Algorithm Stable Coin Project Flax Financial Switch to Voting lockout required A long time ago. Doing so "coordinates people's long-term outlook and lets them all lock up their tokens permanently for up to four years so people can see on the chain that a lot of people have bought this stuff and sunk costs into it," Sam Kazemian, founder of Frax, told The Defiant via Telegram. Defiant.
For users, pledging is attractive because it tends to lead to higher returns. For example, Yearn is already using its protocol profits to purchase its governance token, YFI, from the open market. Once Yearn's developers implement this new proposal, the purchased YFI will be distributed proportionally to all pledgers.
Several other protocols have opted for a revenue enhancing vote lock approach to governance.
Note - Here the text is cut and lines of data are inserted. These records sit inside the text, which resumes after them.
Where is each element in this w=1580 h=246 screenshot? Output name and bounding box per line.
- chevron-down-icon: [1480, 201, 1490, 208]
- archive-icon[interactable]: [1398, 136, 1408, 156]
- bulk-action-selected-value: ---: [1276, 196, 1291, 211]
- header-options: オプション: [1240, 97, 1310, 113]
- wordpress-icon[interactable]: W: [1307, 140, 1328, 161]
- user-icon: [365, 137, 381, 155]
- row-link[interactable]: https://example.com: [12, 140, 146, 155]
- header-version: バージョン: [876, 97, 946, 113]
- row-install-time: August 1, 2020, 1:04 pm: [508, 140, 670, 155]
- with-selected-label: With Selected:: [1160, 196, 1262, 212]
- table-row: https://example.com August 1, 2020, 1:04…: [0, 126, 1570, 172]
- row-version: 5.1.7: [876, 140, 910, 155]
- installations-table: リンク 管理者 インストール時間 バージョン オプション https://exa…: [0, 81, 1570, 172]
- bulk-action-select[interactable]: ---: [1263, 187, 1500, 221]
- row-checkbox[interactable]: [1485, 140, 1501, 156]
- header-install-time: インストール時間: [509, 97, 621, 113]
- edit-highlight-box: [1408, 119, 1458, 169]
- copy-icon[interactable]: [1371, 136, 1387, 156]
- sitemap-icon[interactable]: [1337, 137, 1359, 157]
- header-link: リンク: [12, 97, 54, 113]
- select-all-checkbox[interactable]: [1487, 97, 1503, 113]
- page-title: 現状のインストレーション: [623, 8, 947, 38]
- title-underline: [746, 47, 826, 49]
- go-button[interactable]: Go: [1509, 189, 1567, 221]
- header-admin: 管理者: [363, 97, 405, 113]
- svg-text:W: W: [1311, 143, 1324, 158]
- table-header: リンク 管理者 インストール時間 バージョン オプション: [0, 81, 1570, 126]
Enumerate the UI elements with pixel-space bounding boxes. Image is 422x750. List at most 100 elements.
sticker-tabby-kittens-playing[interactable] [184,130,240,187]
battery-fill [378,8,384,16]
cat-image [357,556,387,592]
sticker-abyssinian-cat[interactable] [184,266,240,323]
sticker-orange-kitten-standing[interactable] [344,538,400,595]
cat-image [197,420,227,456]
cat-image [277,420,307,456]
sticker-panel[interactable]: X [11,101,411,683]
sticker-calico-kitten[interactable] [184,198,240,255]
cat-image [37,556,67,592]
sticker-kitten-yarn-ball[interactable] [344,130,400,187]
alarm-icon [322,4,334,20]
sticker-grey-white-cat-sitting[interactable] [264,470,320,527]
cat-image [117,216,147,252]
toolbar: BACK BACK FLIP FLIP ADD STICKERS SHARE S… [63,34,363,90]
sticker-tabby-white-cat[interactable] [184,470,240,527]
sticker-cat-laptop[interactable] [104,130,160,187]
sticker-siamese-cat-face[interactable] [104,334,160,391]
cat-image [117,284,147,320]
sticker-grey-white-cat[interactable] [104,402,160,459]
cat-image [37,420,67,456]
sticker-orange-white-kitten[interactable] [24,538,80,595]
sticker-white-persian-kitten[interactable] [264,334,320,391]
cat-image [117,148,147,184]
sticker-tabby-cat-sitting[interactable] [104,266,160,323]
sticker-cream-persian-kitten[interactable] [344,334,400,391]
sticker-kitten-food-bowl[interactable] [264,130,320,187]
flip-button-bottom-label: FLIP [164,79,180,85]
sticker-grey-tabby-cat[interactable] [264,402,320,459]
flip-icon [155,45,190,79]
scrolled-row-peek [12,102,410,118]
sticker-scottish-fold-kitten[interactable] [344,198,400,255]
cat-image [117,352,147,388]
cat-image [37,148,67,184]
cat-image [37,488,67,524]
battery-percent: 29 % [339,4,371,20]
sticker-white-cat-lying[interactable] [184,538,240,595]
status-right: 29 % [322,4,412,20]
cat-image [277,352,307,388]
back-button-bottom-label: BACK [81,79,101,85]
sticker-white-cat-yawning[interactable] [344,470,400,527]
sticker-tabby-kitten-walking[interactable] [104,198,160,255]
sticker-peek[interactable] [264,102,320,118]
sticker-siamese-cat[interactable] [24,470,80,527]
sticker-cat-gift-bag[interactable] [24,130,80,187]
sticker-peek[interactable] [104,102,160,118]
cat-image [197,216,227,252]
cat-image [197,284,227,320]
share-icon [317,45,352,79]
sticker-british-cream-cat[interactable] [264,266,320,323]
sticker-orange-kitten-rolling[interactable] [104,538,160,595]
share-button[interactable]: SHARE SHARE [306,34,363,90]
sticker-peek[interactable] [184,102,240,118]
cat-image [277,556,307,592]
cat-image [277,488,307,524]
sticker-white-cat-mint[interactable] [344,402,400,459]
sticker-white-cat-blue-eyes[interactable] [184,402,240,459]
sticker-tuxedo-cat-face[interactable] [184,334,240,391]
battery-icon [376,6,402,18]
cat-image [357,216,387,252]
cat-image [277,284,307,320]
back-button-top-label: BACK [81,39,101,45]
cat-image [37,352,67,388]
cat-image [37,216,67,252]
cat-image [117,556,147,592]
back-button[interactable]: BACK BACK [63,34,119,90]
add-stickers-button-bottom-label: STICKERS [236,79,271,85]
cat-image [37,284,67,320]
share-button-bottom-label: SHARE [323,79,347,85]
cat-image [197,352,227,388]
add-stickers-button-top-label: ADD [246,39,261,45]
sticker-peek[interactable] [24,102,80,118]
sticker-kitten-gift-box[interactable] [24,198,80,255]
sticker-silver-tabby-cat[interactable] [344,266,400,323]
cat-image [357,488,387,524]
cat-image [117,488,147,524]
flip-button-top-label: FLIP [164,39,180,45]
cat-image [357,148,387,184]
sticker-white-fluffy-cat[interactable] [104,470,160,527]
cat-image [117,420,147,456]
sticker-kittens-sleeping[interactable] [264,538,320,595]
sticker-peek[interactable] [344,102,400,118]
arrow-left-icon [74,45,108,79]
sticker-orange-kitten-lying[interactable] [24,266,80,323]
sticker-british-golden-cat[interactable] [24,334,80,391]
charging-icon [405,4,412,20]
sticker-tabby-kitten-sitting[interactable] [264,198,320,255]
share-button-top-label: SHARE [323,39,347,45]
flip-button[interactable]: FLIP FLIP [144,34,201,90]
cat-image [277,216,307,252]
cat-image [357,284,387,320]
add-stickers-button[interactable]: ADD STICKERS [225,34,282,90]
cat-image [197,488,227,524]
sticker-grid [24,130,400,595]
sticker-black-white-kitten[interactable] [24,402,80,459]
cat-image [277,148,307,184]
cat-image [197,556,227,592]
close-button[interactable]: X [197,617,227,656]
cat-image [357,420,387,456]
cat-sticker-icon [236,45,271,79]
The aforementioned Frax was very early. Another early adopter was Pickle Finance. Pickle is a revenue aggregator in the world of Yearn. It launched Own version Locked voting tokens Calling Dill 2021, in partnership with Andre Cronje, creator of Yearn. DILL holders share 45% of the profits obtained from the Pickle project and are rewarded with new PICKLE emissions.
Another revenue aggregator that y-axis has also shifted to voting lock Its third version It was launched late last year. Pledging YAXIS tokens provides voting rights and increases user rewards in different mining pools. It can boost them up to 2.5 times.
"We continue to see the percentage of YAXIS tokens locked up grow. It's now around 40%, with a bias towards longer lockups," Mr. Mister from the Y Axis team told The Defiant via Discord.
Vespa Finance is a passive augmentation protocol that also uses pledges to allow users to augment their native token VSP. To vote on a Vesper upgrade, users need to hold pledged VSP (vVSP). The pledged version can also receive profits from the protocol. All profits from other Vesper pools are converted to VSP via Uniswap and distributed to pledgers.
Not every protocol is tied to voting and earnings.
Barn Finance Provides an incentive to lock tokens, but it only increases voting power. Users can vote their BOND tokens without pledging them, and there is no gain from pledging. Similarly, Ribbon Finance is discussing implementing lock-in voting, but it does not share in Ribbon's agreed-upon profits, according to co-founder Julian Koh.
In any case, Kazemian believes that what really matters is the lock.
"As the ecosystem builds, communities can form and focus on specific protocols. This can have a compounding effect because it builds on itself and more and more people's attention is targeted," Kazemian said.